Tag Archives: NaBr

Zinc Bromine Batteries: Dendrites, adhesion and failure

This past week I did not post any new results for Zn-Br batteries. This is because I started to face significant reproducibility issues in my spacer based batteries with no separator. The image below shows you some of the typical curves I was getting from my batteries using PEG-200 containing solutions at a ZnBr2 concentration of 3M with different NaCl or NaBr additions. The battery started just fine – with CE values close to 90% – but fell sharply thereafter, with big increases in series resistance follower by large losses.

Screenshot taken from the measuring software I am using. This is cycling a battery to only 1mAh of capacity, the battery resistance starts to get higher and eventually fails very aggressively.

After a lot of investigation, the problem seems to be the adhesion of the Zn deposits to the anode’s graphite electrode. Even though the anode is always polished before every battery, the Zn deposits sometimes just “fall off” and – since there is no separator – that Zn falls to the cathode and is thereby lost and simply reacts slowly with the bromine. This was confirmed by moving again to a Zn metallic anode (0.2mm thickness) which didn’t show the above problems, as you can see in the curves below.

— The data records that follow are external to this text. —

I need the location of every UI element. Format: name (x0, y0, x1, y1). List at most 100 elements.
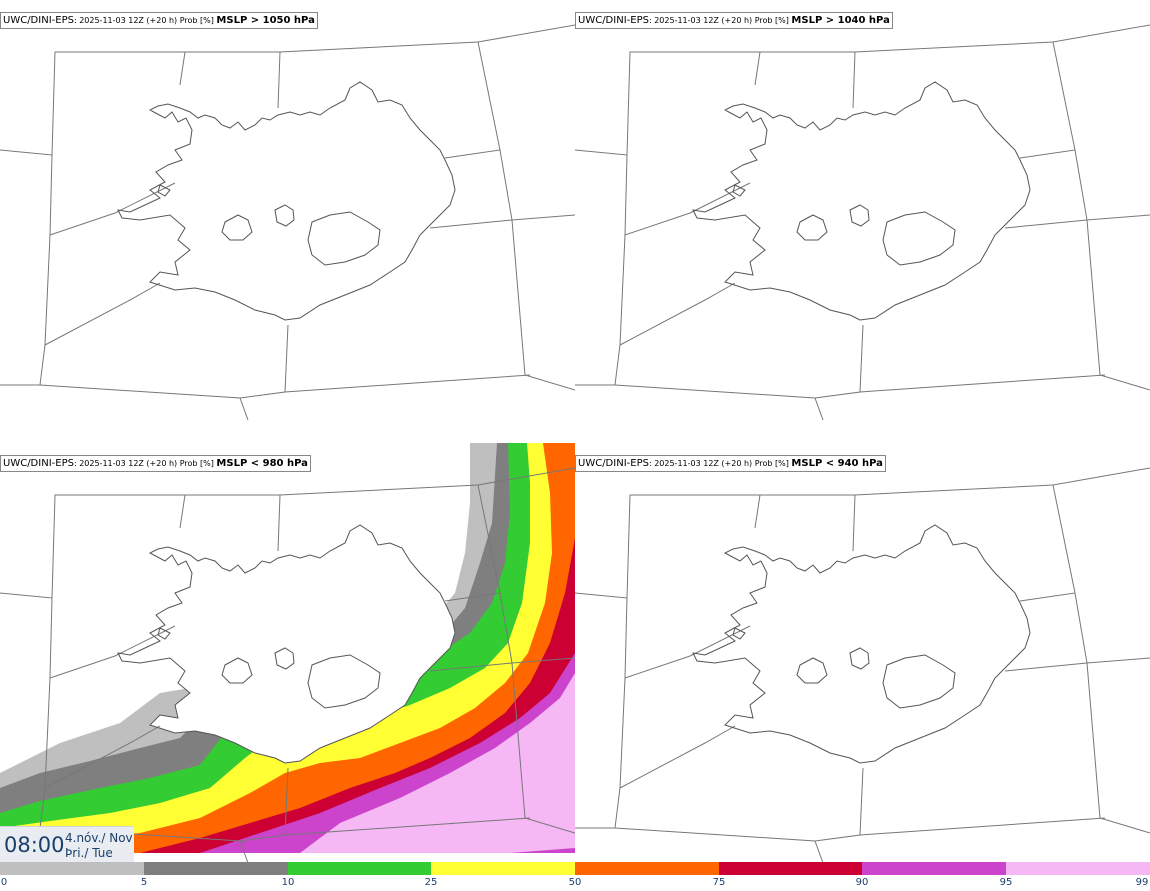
region-border-line (1004, 219, 1088, 229)
glacier-outline (221, 214, 253, 241)
region-border-line (859, 817, 1106, 836)
region-border-line (575, 282, 736, 386)
glacier-outline (274, 204, 295, 227)
region-border-line (0, 51, 186, 156)
threshold-label: MSLP < 980 hPa (216, 458, 308, 469)
region-border-line (239, 324, 289, 399)
map-panel-1050: UWC/DINI-EPS: 2025-11-03 12Z (+20 h) Pro… (0, 0, 575, 445)
region-border-line (49, 154, 53, 236)
region-border-line (55, 494, 281, 552)
region-border-line (284, 374, 531, 393)
glacier-outline (796, 214, 828, 241)
map-iceland-940 (575, 467, 1150, 864)
glacier-outline (307, 211, 381, 266)
region-border-line (624, 154, 628, 236)
region-border-line (619, 625, 751, 789)
region-borders (0, 24, 575, 421)
region-border-line (624, 597, 628, 679)
panel-title: UWC/DINI-EPS: 2025-11-03 12Z (+20 h) Pro… (575, 12, 893, 29)
colorbar-segment (1006, 862, 1150, 875)
map-panel-980: UWC/DINI-EPS: 2025-11-03 12Z (+20 h) Pro… (0, 443, 575, 888)
colorbar-tick: 99 (1135, 877, 1149, 888)
threshold-label: MSLP > 1040 hPa (791, 15, 890, 26)
run-info: : 2025-11-03 12Z (+20 h) Prob [%] (73, 459, 217, 468)
glacier-outline (307, 654, 381, 709)
glacier-outline (732, 627, 746, 640)
region-border-line (1019, 484, 1076, 602)
iceland-coastline (117, 524, 456, 764)
region-border-line (630, 494, 856, 552)
colorbar-tick: 90 (855, 877, 869, 888)
map-iceland-980 (0, 443, 575, 864)
colorbar-tick: 25 (424, 877, 438, 888)
glacier-outline (882, 654, 956, 709)
map-panel-1040: UWC/DINI-EPS: 2025-11-03 12Z (+20 h) Pro… (575, 0, 1150, 445)
run-info: : 2025-11-03 12Z (+20 h) Prob [%] (648, 16, 792, 25)
colorbar-tick: 10 (281, 877, 295, 888)
model-name: UWC/DINI-EPS (3, 15, 74, 26)
glacier-outline (849, 204, 870, 227)
colorbar-tick: 5 (140, 877, 148, 888)
colorbar-tick: 0 (0, 877, 8, 888)
iceland-land-mask (118, 525, 455, 763)
colorbar-tick: 50 (568, 877, 582, 888)
probability-colorbar: 0 5 10 25 50 75 90 95 99 (0, 862, 1150, 891)
prob-band-99 (300, 673, 575, 853)
glacier-outline (157, 627, 171, 640)
region-border-line (854, 467, 1150, 496)
region-border-line (444, 41, 501, 159)
region-border-line (614, 384, 824, 421)
panel-title: UWC/DINI-EPS: 2025-11-03 12Z (+20 h) Pro… (575, 455, 886, 472)
region-border-line (499, 149, 575, 221)
region-border-line (0, 282, 161, 386)
region-border-line (0, 494, 186, 599)
colorbar-segment (0, 862, 144, 875)
colorbar-segment (288, 862, 431, 875)
glacier-outline (157, 184, 171, 197)
map-iceland-1050 (0, 24, 575, 421)
region-border-line (1074, 592, 1150, 664)
region-border-line (575, 51, 761, 156)
region-borders (575, 24, 1150, 421)
iceland-coastline (692, 524, 1031, 764)
colorbar-segment (431, 862, 575, 875)
panel-title: UWC/DINI-EPS: 2025-11-03 12Z (+20 h) Pro… (0, 12, 318, 29)
region-borders (0, 467, 575, 864)
model-name: UWC/DINI-EPS (578, 458, 649, 469)
region-border-line (619, 182, 751, 346)
valid-date: 4.nóv./ Nov (65, 831, 133, 845)
region-border-line (44, 625, 176, 789)
glacier-outline (221, 657, 253, 684)
valid-weekday: Þri./ Tue (65, 846, 113, 860)
iceland-coastline (117, 81, 456, 321)
region-border-line (814, 767, 864, 842)
glacier-outline (849, 647, 870, 670)
region-border-line (511, 219, 575, 391)
valid-time-clock: 08:00 (4, 833, 65, 857)
region-border-line (44, 182, 176, 346)
region-border-line (630, 51, 856, 109)
iceland-coastline (692, 81, 1031, 321)
region-border-line (1086, 219, 1150, 391)
region-border-line (614, 827, 824, 864)
model-name: UWC/DINI-EPS (578, 15, 649, 26)
region-border-line (284, 817, 531, 836)
region-border-line (575, 494, 761, 599)
region-border-line (814, 324, 864, 399)
threshold-label: MSLP > 1050 hPa (216, 15, 315, 26)
coastline (692, 81, 1031, 321)
colorbar-tick: 95 (999, 877, 1013, 888)
coastline (117, 81, 456, 321)
region-border-line (1086, 662, 1150, 834)
glacier-outline (882, 211, 956, 266)
region-border-line (859, 374, 1106, 393)
colorbar-segment (719, 862, 862, 875)
panel-title: UWC/DINI-EPS: 2025-11-03 12Z (+20 h) Pro… (0, 455, 311, 472)
colorbar-segment (862, 862, 1006, 875)
region-border-line (854, 24, 1150, 53)
region-border-line (49, 597, 53, 679)
colorbar-segment (144, 862, 288, 875)
region-border-line (429, 219, 513, 229)
region-border-line (1074, 149, 1150, 221)
coastline (692, 524, 1031, 764)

Although relatively normal CE and EE values were achieved for this battery configuration, dendrite formation was evident, both in the charge/discharge curves and after taking the battery apart (where dendrites were quite large). It is clear, both from NaCl and NaBr experiments, that additions of these supporting electrolytes contributes heavily to dendrite formation. It also seems pretty clear that going from 1% PEG-200 to 6% PEG-200 or higher doesn’t help enough with dendrite formation – they still form, even if a bit slower – but the heavy increase in series resistance is not worth the trade-off. If you try to add more PEG-200 and reduce the series resistance with NaBr or NaCl, then you just get the dendrites again.

3M ZnBr2 battery with a 1.7M NaCl and 6% PEG-200 addition. Charged to 15mAh at 15mA, discharged to 0.5V. Zinc anode (0.2mm) and GFE-1 cathode pretreated with 10% TMPhABr.

From these experiments, it is now pretty clear why commercial ZnBr2 batteries do not use PEG-200 as an additive – at least in very large quantities – it might work to suppress formation of Zinc dendrites at lower ZnBr2 concentration (<1M) but at the concentrations required for energy density values greater than 30-40 Wh/L it just doesn’t seem to work well enough. Furthermore, while PEG-200 can be used with little effect in highly conductive KOH solutions that are used in some Zn chemistries (like Zn/Mn oxide batteries) it just doesn’t work when the electrolyte’s conductivity is significantly lower, such as is the case with ZnBr2 solutions.

All hope is not lost though. While PEG-200 by itself might not be able to prevent dendrites in this configuration, it is possible that low concentrations of PEG-200 plus other additives might have a synergistic enough effect to help us alleviate the problem. One such potential case is with the use of PEG-200 and Tween-20, which at 0.5% each, have shown to be both quite effective and synergistic at reducing Zinc dendrites. The experimentation continues!